Pictures at an Exhibition
  1. The Promenade
  2. Gnomus;
  3. The Old Castle
  4. Tuileries
  5. Bydlo: A Polish Ox -cart
  6. Ballet of the Little Chicks in their Shells
  7. Samuel Goldenberg and Schmuyle: sometimes called Two Polish Jews, One Rich, the Other Poor
  8. Limoges
  9. Catacombs
  10. Baba Yaga – The Hut on Hen’s Legs
  11. The Great Gate of Kiev

Pictures at an Exhibition is a suite of ten pieces—plus a recurring, varied Promenade—composed for piano by Russian composer Modest Mussorgsky in 1874. The suite is Mussorgsky’s most famous piano composition, and has become a showpiece for virtuoso pianists. The composition is based on pictures by the artist, architect, and designer Viktor Hartmann. It was probably in 1868 that Mussorgsky first met Hartmann, not long after the latter’s return to Russia from abroad. Both men were devoted to the cause of an intrinsically Russian art and quickly became friends. They likely met in the home of the influential critic vladimir Stasov, who followed both of their careers with interest. According to Stasov’s testimony, in 1868, Hartmann gave Mussorgsky two of the pictures that later formed the basis of Pictures at an Exhibition. Hartmann’s sudden death on 4 August 1873 from an aneurysm shook Mussorgsky along with others in Russia’s art world. The loss of the artist, aged only 39, plunged the composer into deep despair. Stasov helped to organize a memorial exhibition of over 400 Hartmann works in the Imperial Academy of Arts in Saint Petersburg in February and March 1874. Mussorgsky lent to the exhibition the two pictures Hartmann had given him, and viewed the show in person. Later in June, two-thirds of the way through composing his song cycle Sunless, Mussorgsky was inspired to compose Pictures at an Exhibition, quickly completing the score in three weeks (2–22 June 1874).

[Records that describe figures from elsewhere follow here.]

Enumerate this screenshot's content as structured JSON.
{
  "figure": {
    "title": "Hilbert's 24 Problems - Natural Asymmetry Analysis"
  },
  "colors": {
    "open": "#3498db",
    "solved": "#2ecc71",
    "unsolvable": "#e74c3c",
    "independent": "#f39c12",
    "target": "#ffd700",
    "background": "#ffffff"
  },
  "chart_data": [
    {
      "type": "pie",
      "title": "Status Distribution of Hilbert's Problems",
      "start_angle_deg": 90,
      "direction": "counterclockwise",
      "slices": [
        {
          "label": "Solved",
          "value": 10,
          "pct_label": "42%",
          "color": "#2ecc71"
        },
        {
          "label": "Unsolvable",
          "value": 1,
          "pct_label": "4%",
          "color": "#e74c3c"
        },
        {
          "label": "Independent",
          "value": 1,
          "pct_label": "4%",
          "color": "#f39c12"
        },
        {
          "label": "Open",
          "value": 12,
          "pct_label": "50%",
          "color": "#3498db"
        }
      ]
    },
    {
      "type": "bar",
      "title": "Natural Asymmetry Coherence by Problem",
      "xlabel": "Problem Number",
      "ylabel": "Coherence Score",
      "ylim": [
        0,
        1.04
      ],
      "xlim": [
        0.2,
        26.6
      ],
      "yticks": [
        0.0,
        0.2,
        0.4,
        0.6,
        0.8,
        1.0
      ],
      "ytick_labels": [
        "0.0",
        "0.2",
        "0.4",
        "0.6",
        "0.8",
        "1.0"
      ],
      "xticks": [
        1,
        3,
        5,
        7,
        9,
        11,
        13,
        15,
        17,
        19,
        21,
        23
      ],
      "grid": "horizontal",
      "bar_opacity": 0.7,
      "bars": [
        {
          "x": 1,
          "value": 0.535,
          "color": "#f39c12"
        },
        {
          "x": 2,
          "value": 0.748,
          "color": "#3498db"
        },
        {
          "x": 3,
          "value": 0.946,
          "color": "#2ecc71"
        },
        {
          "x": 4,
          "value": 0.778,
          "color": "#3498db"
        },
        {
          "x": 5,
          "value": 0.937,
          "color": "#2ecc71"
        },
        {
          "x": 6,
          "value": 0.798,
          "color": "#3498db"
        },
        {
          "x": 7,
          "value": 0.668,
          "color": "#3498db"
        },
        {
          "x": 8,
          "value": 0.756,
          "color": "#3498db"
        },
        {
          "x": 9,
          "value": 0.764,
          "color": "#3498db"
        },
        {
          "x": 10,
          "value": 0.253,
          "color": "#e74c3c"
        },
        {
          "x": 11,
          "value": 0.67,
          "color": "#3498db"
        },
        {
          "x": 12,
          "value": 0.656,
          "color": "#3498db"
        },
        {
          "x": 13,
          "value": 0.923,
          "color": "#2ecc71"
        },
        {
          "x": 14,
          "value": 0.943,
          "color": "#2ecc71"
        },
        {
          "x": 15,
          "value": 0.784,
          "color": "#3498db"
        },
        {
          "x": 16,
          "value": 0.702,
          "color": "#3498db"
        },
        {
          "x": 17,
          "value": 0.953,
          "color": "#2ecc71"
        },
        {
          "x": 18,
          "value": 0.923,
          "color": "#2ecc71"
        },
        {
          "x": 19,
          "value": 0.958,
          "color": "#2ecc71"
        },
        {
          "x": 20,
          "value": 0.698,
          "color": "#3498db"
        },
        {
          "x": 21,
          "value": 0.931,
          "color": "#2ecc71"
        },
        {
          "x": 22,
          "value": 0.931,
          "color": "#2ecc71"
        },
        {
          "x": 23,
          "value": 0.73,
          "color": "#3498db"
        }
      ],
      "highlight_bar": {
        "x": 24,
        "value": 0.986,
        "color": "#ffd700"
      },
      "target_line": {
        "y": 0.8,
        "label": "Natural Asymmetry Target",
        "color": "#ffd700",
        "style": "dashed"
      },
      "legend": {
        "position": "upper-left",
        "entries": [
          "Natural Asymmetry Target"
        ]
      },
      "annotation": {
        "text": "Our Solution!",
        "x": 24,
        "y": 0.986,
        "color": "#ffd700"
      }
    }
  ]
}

The music depicts his tour of the exhibition, with each of the ten numbers of the suite serving as a musical illustration of an individual work by Hartmann.

Source: Wikipedia

Alexander Scriabin (1872 – 1915)

Piano Sonata No. 3 in F-sharp minor, Op.23
  1. Drammàtico
  2. Allegretto
  3. Andante
  4. Presto con fuoco

Scriabin had been married to a young pianist, Vera Ivanovna Isaakovich, in August 1897. Having given the first performance of his Piano Concerto at Odessa, Scriabin and his wife went to Paris, where he started to work on the new sonata. Scriabin is said to have called the finished work “Gothic”, evoking the impression of a ruined castle. Some years later however, he devised a different programme for this sonata entitled “States of the Soul” The Piano Sonata No. 3 in F-sharp minor, Op. 23, by Alexander Scriabin was composed between 1897 and 1898. The sonata consists of four movements: First movement, Drammàtico: The soul, free and wild, thrown into the whirlpool of suffering and strife. Second movement, Allegretto: Apparent momentary and illusory respite; tired from suffering the soul wants to forget, wants to sing and flourish, in spite of everything. But the light rhythm, the fragrant harmonies are just a cover through which gleams the restless and languishing soul. Third movement, Andante: A sea of feelings, tender and sorrowful: love, sorrow, vague desires, inexplicable thoughts, illusions of a delicate dream. Finale, Presto con fuoco: From the depth of being rises the fearsome voice of creative man whose victorious song resounds triumphantly. But too weak yet to reach the acme he plunges, temporarily defeated, into the abyss of non-being.